Mindset seperti ini menurut Erich Fromm merupakan sebuah kesalahan. Bukan begitu cara kerjanya. Untuk mampu mencintai dengan baik, maka orang harus fokus terhadap bagaimana cara ia mencintai, bukan pada objek yang ia cintai.
Erich Fromm adalah seorang psikolog terkemuka asal Jerman abad-20. Jika syarat utama mencintai adalah harus ada objek yang dicintai, maka itu adalah kekeliruan, kata Fromm.
Pecinta sama halnya dengan pelukis. Jika kita ingin menjadi pelukis yang baik, kita jangan sibuk mencari objek yang bagus untuk dilukis, tapi hendaklah kita belajar cara melukis yang baik terlebih dahulu.
Kelak jika sudah terlatih dan menguasai teknik melukis yang baik, jangankan objek bagus, objek yang jelek sekalipun akan menjadi bagus dalam lukisan kita. sama halnya dengan pecinta yang baik, objek apapun akan bisa kita cintai, jangankan yang indah, yang tidak indah sekalipun bisa kita cintai.

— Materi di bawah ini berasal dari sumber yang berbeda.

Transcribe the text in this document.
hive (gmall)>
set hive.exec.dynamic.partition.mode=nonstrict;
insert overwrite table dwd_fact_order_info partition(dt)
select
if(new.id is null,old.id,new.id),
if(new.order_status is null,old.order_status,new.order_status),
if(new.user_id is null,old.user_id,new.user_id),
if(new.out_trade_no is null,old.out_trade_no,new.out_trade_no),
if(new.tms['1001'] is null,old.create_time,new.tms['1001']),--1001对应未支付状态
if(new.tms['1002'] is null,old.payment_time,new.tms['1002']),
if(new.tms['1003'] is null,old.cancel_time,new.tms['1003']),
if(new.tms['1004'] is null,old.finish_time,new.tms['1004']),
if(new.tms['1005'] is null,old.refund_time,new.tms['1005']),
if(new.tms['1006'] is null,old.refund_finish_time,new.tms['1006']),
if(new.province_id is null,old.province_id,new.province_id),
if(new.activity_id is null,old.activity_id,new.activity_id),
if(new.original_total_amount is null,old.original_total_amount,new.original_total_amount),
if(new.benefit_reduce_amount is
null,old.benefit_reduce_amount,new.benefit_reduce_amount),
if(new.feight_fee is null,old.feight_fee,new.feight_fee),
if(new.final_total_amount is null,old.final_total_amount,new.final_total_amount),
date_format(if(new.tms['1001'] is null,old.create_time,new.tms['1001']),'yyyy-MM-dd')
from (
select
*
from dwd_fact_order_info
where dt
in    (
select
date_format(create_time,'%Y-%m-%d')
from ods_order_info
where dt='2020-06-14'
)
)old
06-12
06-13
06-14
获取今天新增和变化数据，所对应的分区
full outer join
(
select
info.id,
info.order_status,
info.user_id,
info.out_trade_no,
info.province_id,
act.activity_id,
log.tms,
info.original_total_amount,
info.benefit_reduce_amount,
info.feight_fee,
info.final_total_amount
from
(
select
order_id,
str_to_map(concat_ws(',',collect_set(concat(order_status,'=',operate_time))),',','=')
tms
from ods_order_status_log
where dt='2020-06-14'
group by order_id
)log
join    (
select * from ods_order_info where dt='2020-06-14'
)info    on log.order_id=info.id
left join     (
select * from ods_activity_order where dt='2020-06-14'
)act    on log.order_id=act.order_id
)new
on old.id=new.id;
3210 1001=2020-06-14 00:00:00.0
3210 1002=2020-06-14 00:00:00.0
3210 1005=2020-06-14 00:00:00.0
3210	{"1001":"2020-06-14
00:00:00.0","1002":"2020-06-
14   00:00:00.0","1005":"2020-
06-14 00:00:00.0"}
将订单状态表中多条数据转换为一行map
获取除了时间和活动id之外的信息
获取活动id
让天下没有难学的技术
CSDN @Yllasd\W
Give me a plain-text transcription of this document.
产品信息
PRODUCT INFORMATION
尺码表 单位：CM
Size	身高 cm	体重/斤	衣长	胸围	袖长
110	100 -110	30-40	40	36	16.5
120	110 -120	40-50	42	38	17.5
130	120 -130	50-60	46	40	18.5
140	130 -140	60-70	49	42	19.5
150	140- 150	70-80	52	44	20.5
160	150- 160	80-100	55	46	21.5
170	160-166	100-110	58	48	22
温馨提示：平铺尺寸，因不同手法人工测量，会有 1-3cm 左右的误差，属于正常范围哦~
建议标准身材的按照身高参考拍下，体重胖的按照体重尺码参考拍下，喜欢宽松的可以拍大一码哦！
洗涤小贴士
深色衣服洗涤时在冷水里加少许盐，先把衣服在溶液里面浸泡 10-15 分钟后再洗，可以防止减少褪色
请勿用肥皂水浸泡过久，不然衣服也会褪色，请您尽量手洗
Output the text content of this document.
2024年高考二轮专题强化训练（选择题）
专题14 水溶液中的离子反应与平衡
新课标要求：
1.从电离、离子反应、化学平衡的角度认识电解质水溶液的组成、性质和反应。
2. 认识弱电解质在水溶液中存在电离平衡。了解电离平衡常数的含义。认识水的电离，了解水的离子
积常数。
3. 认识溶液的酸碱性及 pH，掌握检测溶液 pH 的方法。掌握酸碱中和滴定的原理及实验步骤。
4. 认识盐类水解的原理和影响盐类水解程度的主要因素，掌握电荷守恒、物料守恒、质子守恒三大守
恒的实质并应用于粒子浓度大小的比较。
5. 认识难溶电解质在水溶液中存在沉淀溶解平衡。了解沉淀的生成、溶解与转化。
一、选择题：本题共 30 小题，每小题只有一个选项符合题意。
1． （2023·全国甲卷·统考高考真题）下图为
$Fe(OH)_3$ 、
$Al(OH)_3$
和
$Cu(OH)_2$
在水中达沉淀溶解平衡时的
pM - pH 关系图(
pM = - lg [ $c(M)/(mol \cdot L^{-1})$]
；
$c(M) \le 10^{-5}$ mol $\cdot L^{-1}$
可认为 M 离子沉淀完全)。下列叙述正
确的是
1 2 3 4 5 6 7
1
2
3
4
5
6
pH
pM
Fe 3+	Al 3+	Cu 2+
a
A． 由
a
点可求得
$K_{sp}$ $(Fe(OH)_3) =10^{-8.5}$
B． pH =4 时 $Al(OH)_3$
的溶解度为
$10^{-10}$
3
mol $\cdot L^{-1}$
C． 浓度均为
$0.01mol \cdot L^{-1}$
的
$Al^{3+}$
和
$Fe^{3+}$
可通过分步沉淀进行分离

Ambil contoh, kemiskinan atau kekurangan fisik merupakan suatu hal yang tidak indah secara estetika. Akan tetapi karena kita pecinta yang baik, kita bisa mencintai orang miskin, kita bisa mencintai orang dengan disabilitas, kita bisa mencintai orang-orang yang berkekurangan secara fisik.
Karakter seperti ini hanya bisa dimiliki oleh orang dengan jiwa pecinta yang baik. Selama belum terlatih, maka seseorang hanya bisa mencintai yang indah-indah, yang bagus-bagus. Ia hanya mencintai yang cantik, yang tampan nan rupawan. Itu adalah salah satu kesalahpahaman manusia dalam mencintai.
Menurut Erich Fromm, ada empat tipologi manusia modern yang “salah paham” dalam mencintai. Pertama adalah kriteria reseptif, yaitu pasif dan inginnya hanya dicintai. Orang dengan kriteria ini hanya berfokus pada satu objek yang layak untuk dia cintai, tanpa mempedulikan yang lain, agar ia bisa dicintai balik. Ia hanya mencintai sesuatu yang bisa mencintainya balik. Yang seperti demikian cenderung egois.
Kriteria kedua, yakni tipe eksploitatif. Tipe ini hanya memanfaatkan orang yang dicintainya. Ia mengeksploitasi objek yang dicintai untuk kepentingan dirinya sendiri. Tanpa peduli kondisi yang dicintainya seperti apa, yang penting kebutuhannya terpenuhi. Dalam kasus hubungan antar manusia, tipe seperti selalu berakhir dengan kemalangan salah satu pihak, karena jika kebutuhan satu pihak lain tidak terpenuhi, ia akan cenderung memaksa dan bahkan bertindak kekerasan.
Tipe ketiga yaitu penimbun. Orang dengan tipe ini memiliki ambisi kepemilikan terhadap objek yang dicintainya. Ia sering menambah imbuhan “ku” terhadap sesuatu yang ia cintai. Jika umat beragama memupuk rasa cinta semacam ini, ia akan suka mengklaim monopoli atas “kebenaran” agama dan berusaha mempertahankan klaim ini dengan berbagai cara. Yang bisa saja berujung pada pemaksaan ideologi terhadap pihak lain.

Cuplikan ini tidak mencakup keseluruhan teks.